Portanto, a Sagrada Escritura, de si, não é suficiente para a aquisição da Verdade plena, da verdadeira Fé.
De outra parte, para praticar o bem e atingir a caridade, a mera existência dos meios de obtenção ou reaquisição da graça não é suficiente. É preciso que o homem encontre quem os pregue e administre verdadeiramente.
Conclui-se que não bastava Deus revelar-Se ao homem e dar-lhe meios para que atingisse o Sumo Bem. Era necessário mais: dar ao homem alguém que ensinasse como interpretar a revelação, bem como alguém que administrasse os meios necessários para atingir a graça.
Se não o fizesse, Deus agiria como alguém que promete a seu filho um enorme presente, desperta nele o desejo de possuí-lo, mas o coloca em local inatingível. O presente existe e foi dado, mas isso não é o suficiente.

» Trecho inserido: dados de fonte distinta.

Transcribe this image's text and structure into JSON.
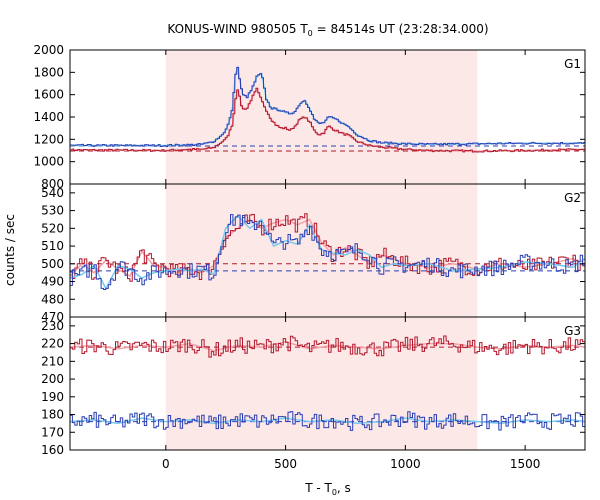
{
  "chart_data": {
    "type": "line",
    "title": "KONUS-WIND 980505 T",
    "title_sub": "0",
    "title_rest": " = 84514s UT (23:28:34.000)",
    "xlabel": "T - T",
    "xlabel_sub": "0",
    "xlabel_rest": ", s",
    "ylabel": "counts / sec",
    "xlim": [
      -400,
      1750
    ],
    "xticks": [
      0,
      500,
      1000,
      1500
    ],
    "shaded_interval": [
      0,
      1300
    ],
    "shade_color": "#fde8e8",
    "colors": {
      "red": "#b2182b",
      "blue": "#2a3fb5",
      "fit_red": "#f4a0a8",
      "fit_blue": "#78c8f0"
    },
    "grid": false,
    "panels": [
      {
        "name": "G1",
        "ylim": [
          800,
          2000
        ],
        "yticks": [
          800,
          1000,
          1200,
          1400,
          1600,
          1800,
          2000
        ],
        "background_levels": {
          "red": 1095,
          "blue": 1140
        },
        "series": [
          {
            "color": "red",
            "points": [
              [
                -400,
                1105
              ],
              [
                0,
                1100
              ],
              [
                100,
                1110
              ],
              [
                150,
                1110
              ],
              [
                200,
                1125
              ],
              [
                230,
                1170
              ],
              [
                250,
                1200
              ],
              [
                265,
                1260
              ],
              [
                280,
                1350
              ],
              [
                290,
                1550
              ],
              [
                300,
                1650
              ],
              [
                310,
                1560
              ],
              [
                320,
                1470
              ],
              [
                340,
                1480
              ],
              [
                360,
                1570
              ],
              [
                380,
                1650
              ],
              [
                400,
                1550
              ],
              [
                420,
                1460
              ],
              [
                440,
                1380
              ],
              [
                460,
                1330
              ],
              [
                480,
                1300
              ],
              [
                500,
                1300
              ],
              [
                520,
                1280
              ],
              [
                540,
                1320
              ],
              [
                560,
                1380
              ],
              [
                580,
                1400
              ],
              [
                600,
                1360
              ],
              [
                620,
                1280
              ],
              [
                640,
                1240
              ],
              [
                660,
                1260
              ],
              [
                680,
                1320
              ],
              [
                700,
                1290
              ],
              [
                720,
                1270
              ],
              [
                740,
                1250
              ],
              [
                760,
                1240
              ],
              [
                800,
                1180
              ],
              [
                850,
                1145
              ],
              [
                900,
                1130
              ],
              [
                1000,
                1110
              ],
              [
                1100,
                1100
              ],
              [
                1300,
                1095
              ],
              [
                1500,
                1100
              ],
              [
                1750,
                1110
              ]
            ]
          },
          {
            "color": "blue",
            "points": [
              [
                -400,
                1145
              ],
              [
                0,
                1145
              ],
              [
                100,
                1150
              ],
              [
                150,
                1155
              ],
              [
                200,
                1180
              ],
              [
                230,
                1230
              ],
              [
                250,
                1280
              ],
              [
                265,
                1360
              ],
              [
                280,
                1500
              ],
              [
                290,
                1780
              ],
              [
                300,
                1840
              ],
              [
                310,
                1720
              ],
              [
                320,
                1600
              ],
              [
                340,
                1580
              ],
              [
                360,
                1650
              ],
              [
                380,
                1760
              ],
              [
                400,
                1790
              ],
              [
                420,
                1560
              ],
              [
                440,
                1480
              ],
              [
                460,
                1470
              ],
              [
                480,
                1460
              ],
              [
                500,
                1440
              ],
              [
                520,
                1430
              ],
              [
                540,
                1450
              ],
              [
                560,
                1520
              ],
              [
                580,
                1550
              ],
              [
                600,
                1480
              ],
              [
                620,
                1380
              ],
              [
                640,
                1340
              ],
              [
                660,
                1350
              ],
              [
                680,
                1400
              ],
              [
                700,
                1390
              ],
              [
                720,
                1370
              ],
              [
                740,
                1340
              ],
              [
                760,
                1320
              ],
              [
                800,
                1240
              ],
              [
                850,
                1190
              ],
              [
                900,
                1170
              ],
              [
                1000,
                1160
              ],
              [
                1100,
                1155
              ],
              [
                1300,
                1160
              ],
              [
                1500,
                1165
              ],
              [
                1750,
                1165
              ]
            ]
          }
        ]
      },
      {
        "name": "G2",
        "ylim": [
          470,
          545
        ],
        "yticks": [
          470,
          480,
          490,
          500,
          510,
          520,
          530,
          540
        ],
        "background_levels": {
          "red": 500,
          "blue": 496
        },
        "series": [
          {
            "color": "red",
            "points": [
              [
                -400,
                493
              ],
              [
                -350,
                500
              ],
              [
                -300,
                495
              ],
              [
                -250,
                502
              ],
              [
                -200,
                497
              ],
              [
                -150,
                493
              ],
              [
                -100,
                507
              ],
              [
                -50,
                499
              ],
              [
                0,
                498
              ],
              [
                50,
                495
              ],
              [
                100,
                497
              ],
              [
                150,
                495
              ],
              [
                200,
                499
              ],
              [
                250,
                515
              ],
              [
                300,
                520
              ],
              [
                350,
                525
              ],
              [
                400,
                520
              ],
              [
                450,
                523
              ],
              [
                500,
                525
              ],
              [
                550,
                522
              ],
              [
                600,
                525
              ],
              [
                650,
                512
              ],
              [
                700,
                505
              ],
              [
                750,
                509
              ],
              [
                800,
                505
              ],
              [
                850,
                500
              ],
              [
                900,
                505
              ],
              [
                950,
                503
              ],
              [
                1000,
                500
              ],
              [
                1100,
                498
              ],
              [
                1200,
                500
              ],
              [
                1300,
                497
              ],
              [
                1400,
                500
              ],
              [
                1500,
                498
              ],
              [
                1600,
                500
              ],
              [
                1700,
                503
              ],
              [
                1750,
                498
              ]
            ]
          },
          {
            "color": "blue",
            "points": [
              [
                -400,
                492
              ],
              [
                -350,
                494
              ],
              [
                -300,
                499
              ],
              [
                -250,
                486
              ],
              [
                -200,
                499
              ],
              [
                -150,
                497
              ],
              [
                -100,
                492
              ],
              [
                -50,
                495
              ],
              [
                0,
                496
              ],
              [
                50,
                497
              ],
              [
                100,
                496
              ],
              [
                150,
                497
              ],
              [
                200,
                494
              ],
              [
                250,
                520
              ],
              [
                300,
                527
              ],
              [
                350,
                520
              ],
              [
                400,
                525
              ],
              [
                450,
                510
              ],
              [
                500,
                513
              ],
              [
                550,
                511
              ],
              [
                600,
                522
              ],
              [
                650,
                508
              ],
              [
                700,
                506
              ],
              [
                750,
                505
              ],
              [
                800,
                508
              ],
              [
                850,
                505
              ],
              [
                900,
                498
              ],
              [
                950,
                500
              ],
              [
                1000,
                499
              ],
              [
                1100,
                500
              ],
              [
                1200,
                496
              ],
              [
                1300,
                497
              ],
              [
                1400,
                498
              ],
              [
                1500,
                501
              ],
              [
                1600,
                500
              ],
              [
                1700,
                498
              ],
              [
                1750,
                503
              ]
            ]
          }
        ]
      },
      {
        "name": "G3",
        "ylim": [
          160,
          235
        ],
        "yticks": [
          160,
          170,
          180,
          190,
          200,
          210,
          220,
          230
        ],
        "background_levels": {
          "red": 218,
          "blue": 176
        },
        "series": [
          {
            "color": "red",
            "points": [
              [
                -400,
                218
              ],
              [
                -300,
                219
              ],
              [
                -200,
                217
              ],
              [
                -100,
                219
              ],
              [
                0,
                218
              ],
              [
                100,
                220
              ],
              [
                200,
                216
              ],
              [
                300,
                219
              ],
              [
                400,
                218
              ],
              [
                500,
                221
              ],
              [
                600,
                217
              ],
              [
                700,
                219
              ],
              [
                800,
                218
              ],
              [
                900,
                217
              ],
              [
                1000,
                219
              ],
              [
                1100,
                220
              ],
              [
                1200,
                220
              ],
              [
                1300,
                218
              ],
              [
                1400,
                217
              ],
              [
                1500,
                219
              ],
              [
                1600,
                218
              ],
              [
                1700,
                219
              ],
              [
                1750,
                218
              ]
            ]
          },
          {
            "color": "blue",
            "points": [
              [
                -400,
                176
              ],
              [
                -300,
                177
              ],
              [
                -200,
                175
              ],
              [
                -100,
                178
              ],
              [
                0,
                176
              ],
              [
                100,
                177
              ],
              [
                200,
                175
              ],
              [
                300,
                177
              ],
              [
                400,
                176
              ],
              [
                500,
                178
              ],
              [
                600,
                176
              ],
              [
                700,
                177
              ],
              [
                800,
                175
              ],
              [
                900,
                176
              ],
              [
                1000,
                178
              ],
              [
                1100,
                176
              ],
              [
                1200,
                177
              ],
              [
                1300,
                176
              ],
              [
                1400,
                175
              ],
              [
                1500,
                177
              ],
              [
                1600,
                176
              ],
              [
                1700,
                177
              ],
              [
                1750,
                176
              ]
            ]
          }
        ]
      }
    ]
  }
}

Para que o homem O alcançasse, era portanto necessário que Deus desse a ele uma Igreja que ensinasse a correta interpretação da revelação e administrasse os meios para a obtenção e manutenção do Sumo Bem.
É o que faz a Igreja Católica, através do Magistério e dos Sacramentos.
Homem
|
|
Igreja
|
Inteligência
|
Fé
|
Magistério
|
Vontade
|
Caridade
|
Sacramentos
|
Portanto, é a Igreja quem dá Deus ao homem, satisfazendo plenamente o anseio de sua alma.
Essa Igreja tinha que ser visível, pois do contrário não seria possível ao homem encontrá-la.
Entretanto, não só a Igreja Católica, mas muitas outras igrejas se dizem inspiradas por Deus, depositárias da revelação e salvadoras.
Assim, era também necessário que Deus desse ao homem critérios que permitissem conhecê-la e distingui-la das falsas igrejas.